Unbehagen mit dem Wir

Jana Hensel las aus „Zonenkinder“ – und in Dresden prallten die Wahrnehmungen der Wendezeit aufeinander

Glamourös schreitet Jana Hensel durch den Mittelgang des Saals. Sie trägt ein dunkelgrünes Kostüm und weiße Stiefel. Verfolgt von 600 Augenpaaren nimmt sie in der ersten Reihe Platz. Das Flüstern der Zuhörer verstummt allmählich. Doch noch immer drängen Leute in den Raum, obwohl weit und breit kein freier Stuhl in Sicht ist. So wird es noch einige Minuten dauern, bis die 26-jährige Autorin zu lesen beginnt.

Bereits Wochen vor der Veranstaltung im Haus des Buches waren keine Eintrittskarten mehr zu bekommen. Während „Zonenkinder“ im Westen als ein Phänomen betrachtet wird, mit dem man nicht viel zu tun hat, sorgt das Buch im Osten für Aufregung. Das vor dem Hintergrund, dass junge Literatur aus Ostdeutschland, die sich der Wendethematik widmet, nichts grundsätzlich Neues ist: Autoren wie Ingo Schulze, Thomas Brussig, Falko Hennig, Antje Strubel oder Ines Langelüddecke haben Selbstbeschreibungstexte verfasst, die ihre biografischen Brüche von 1989/90 reflektieren. Jana Hensel dagegen versucht, eine ganze Generation zu repräsentieren: die zwischen 1975 und 1978 Geborenen. Aber kommen die auch zu ihrer Lesung?

Der Blick in das Auditorium zeigte viel, sehr viel ergrautes Haar. Hier saßen nicht diejenigen, die im Herbst 89 noch mit der Pubertät zu kämpfen hatten, sondern deren Großeltern.

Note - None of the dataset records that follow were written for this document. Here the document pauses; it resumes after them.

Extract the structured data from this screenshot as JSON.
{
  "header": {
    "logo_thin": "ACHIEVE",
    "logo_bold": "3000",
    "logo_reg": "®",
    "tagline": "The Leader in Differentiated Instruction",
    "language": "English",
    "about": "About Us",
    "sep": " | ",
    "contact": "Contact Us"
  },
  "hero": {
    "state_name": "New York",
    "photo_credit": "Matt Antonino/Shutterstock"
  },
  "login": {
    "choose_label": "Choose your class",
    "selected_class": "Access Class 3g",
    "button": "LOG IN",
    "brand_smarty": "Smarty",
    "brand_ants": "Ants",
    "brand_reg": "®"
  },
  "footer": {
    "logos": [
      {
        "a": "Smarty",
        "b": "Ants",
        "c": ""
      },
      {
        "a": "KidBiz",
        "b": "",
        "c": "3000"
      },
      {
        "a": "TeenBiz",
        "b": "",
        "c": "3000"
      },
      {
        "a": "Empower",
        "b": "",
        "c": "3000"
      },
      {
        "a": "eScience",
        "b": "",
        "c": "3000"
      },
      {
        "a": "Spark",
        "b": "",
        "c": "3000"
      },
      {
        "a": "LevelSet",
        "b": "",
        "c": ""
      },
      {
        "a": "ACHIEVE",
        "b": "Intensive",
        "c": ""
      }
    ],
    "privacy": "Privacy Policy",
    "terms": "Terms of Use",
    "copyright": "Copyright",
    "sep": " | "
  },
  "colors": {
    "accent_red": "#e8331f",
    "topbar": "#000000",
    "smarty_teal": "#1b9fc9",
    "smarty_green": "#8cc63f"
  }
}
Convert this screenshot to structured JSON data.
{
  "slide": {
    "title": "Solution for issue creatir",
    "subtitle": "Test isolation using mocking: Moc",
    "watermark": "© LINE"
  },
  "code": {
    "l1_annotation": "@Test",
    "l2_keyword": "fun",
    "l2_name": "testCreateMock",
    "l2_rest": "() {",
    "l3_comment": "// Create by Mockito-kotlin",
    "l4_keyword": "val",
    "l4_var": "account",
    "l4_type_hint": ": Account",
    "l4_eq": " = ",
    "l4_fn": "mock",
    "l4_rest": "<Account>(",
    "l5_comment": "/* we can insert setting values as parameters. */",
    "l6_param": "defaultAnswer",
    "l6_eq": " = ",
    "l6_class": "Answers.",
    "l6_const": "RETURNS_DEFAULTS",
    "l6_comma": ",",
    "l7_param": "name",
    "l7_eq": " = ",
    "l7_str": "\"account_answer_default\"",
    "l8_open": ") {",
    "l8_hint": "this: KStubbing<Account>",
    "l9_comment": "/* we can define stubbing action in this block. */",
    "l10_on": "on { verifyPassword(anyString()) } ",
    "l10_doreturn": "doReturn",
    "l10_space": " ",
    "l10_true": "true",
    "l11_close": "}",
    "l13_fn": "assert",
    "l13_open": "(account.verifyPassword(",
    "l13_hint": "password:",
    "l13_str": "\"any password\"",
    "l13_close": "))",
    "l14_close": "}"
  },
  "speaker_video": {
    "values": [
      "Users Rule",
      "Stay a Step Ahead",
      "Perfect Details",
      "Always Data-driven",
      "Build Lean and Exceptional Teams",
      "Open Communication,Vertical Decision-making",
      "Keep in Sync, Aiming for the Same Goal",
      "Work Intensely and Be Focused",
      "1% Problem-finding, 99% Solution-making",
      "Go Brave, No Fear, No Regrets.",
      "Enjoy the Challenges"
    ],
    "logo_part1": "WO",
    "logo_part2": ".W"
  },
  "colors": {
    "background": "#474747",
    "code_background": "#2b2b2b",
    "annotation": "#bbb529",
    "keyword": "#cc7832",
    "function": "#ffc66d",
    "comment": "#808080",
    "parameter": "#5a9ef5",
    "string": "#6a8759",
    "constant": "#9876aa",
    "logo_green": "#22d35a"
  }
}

Ein paar Zonenkinder waren aber auch da: meistens junge Frauen in Begleitung ihrer Mütter, von denen sich einige später noch zu Wort melden sollten.

In der Laudatio durch den Veranstalter wurde der Interpretationsrahmen vorgegeben. Von überfälliger Geschichtsaufarbeitung war die Rede, die das Buch leisten und auf die man schon lange warten würde. Doch gerade diesen Aspekt auf „Zonenkinder“ zu beziehen, dürfte problematisch sein, wie Jochen Schmidt kürzlich herausgearbeitet hat (taz vom 11./12. Januar). Schon näher lag der Gedanke, dass es sich bei „Zonenkinder“ um ein Antwortbuch auf Florian Illies’ „Generation Golf“ handele. Jana Hensel, die diesen Vergleich offensichtlich nicht mehr hören konnte, betonte jedoch, dass sie mit „Zonenkinder“ vor allem ein Buch über die Neunzigerjahre geschrieben habe. Der Begriff der Zone stehe bei ihr nicht für die DDR, sondern meint die unmittelbare Zeit nach der Wende, in der der Osten einem politischen und kulturellen Vakuum glich.

Die Abschnitte über die Neunzigerjahre, die den Generationskonflikt zwischen Eltern und ihren zwittrigen Ostwestkindern schildern, gehören zu den Stärken des Buches. Beim Vortragen dieser Passagen wurde es absolut still im Saal. Man konnte die Spannung spüren, die durch Jana Hensels einfühlsame Stimme aufgebaut wurde. Eine Rebellion gegen die Eltern fand im Osten nicht statt: „Sie lagen ja schon am Boden (…), und wir, die wir mit viel Glück und dank unserer späten Geburt um ein DDR-Schicksal herumgekommen waren, wollten die am Boden Liegenden nicht noch mit Füßen treten.“

Interessant wurde die im Anschluss an die Lesung geführte Debatte. Eine Frau meinte, dass die Beschreibungen Hensels überhaupt nicht zuträfen. Osteltern seien keine Versager, die mit der Lebenswirklichkeit ihrer Kinder nichts mehr anfangen könnten. Zustimmung und Applaus im Saal. Jana Hensel wurde das erste Mal unsicher an diesem Abend. „Natürlich hat jeder andere Erfahrungen gemacht“, sagte sie. Jetzt kam Unruhe auf. Einige der Gäste wurden laut und forderten, dass die Autorin nicht in der Wir-Form sprechen solle, wenn sie „ich“ meine. Auf die letzte Frage, wie denn ihre Eltern das Buch gelesen hätten, verweigerte Jana Hensel die Antwort.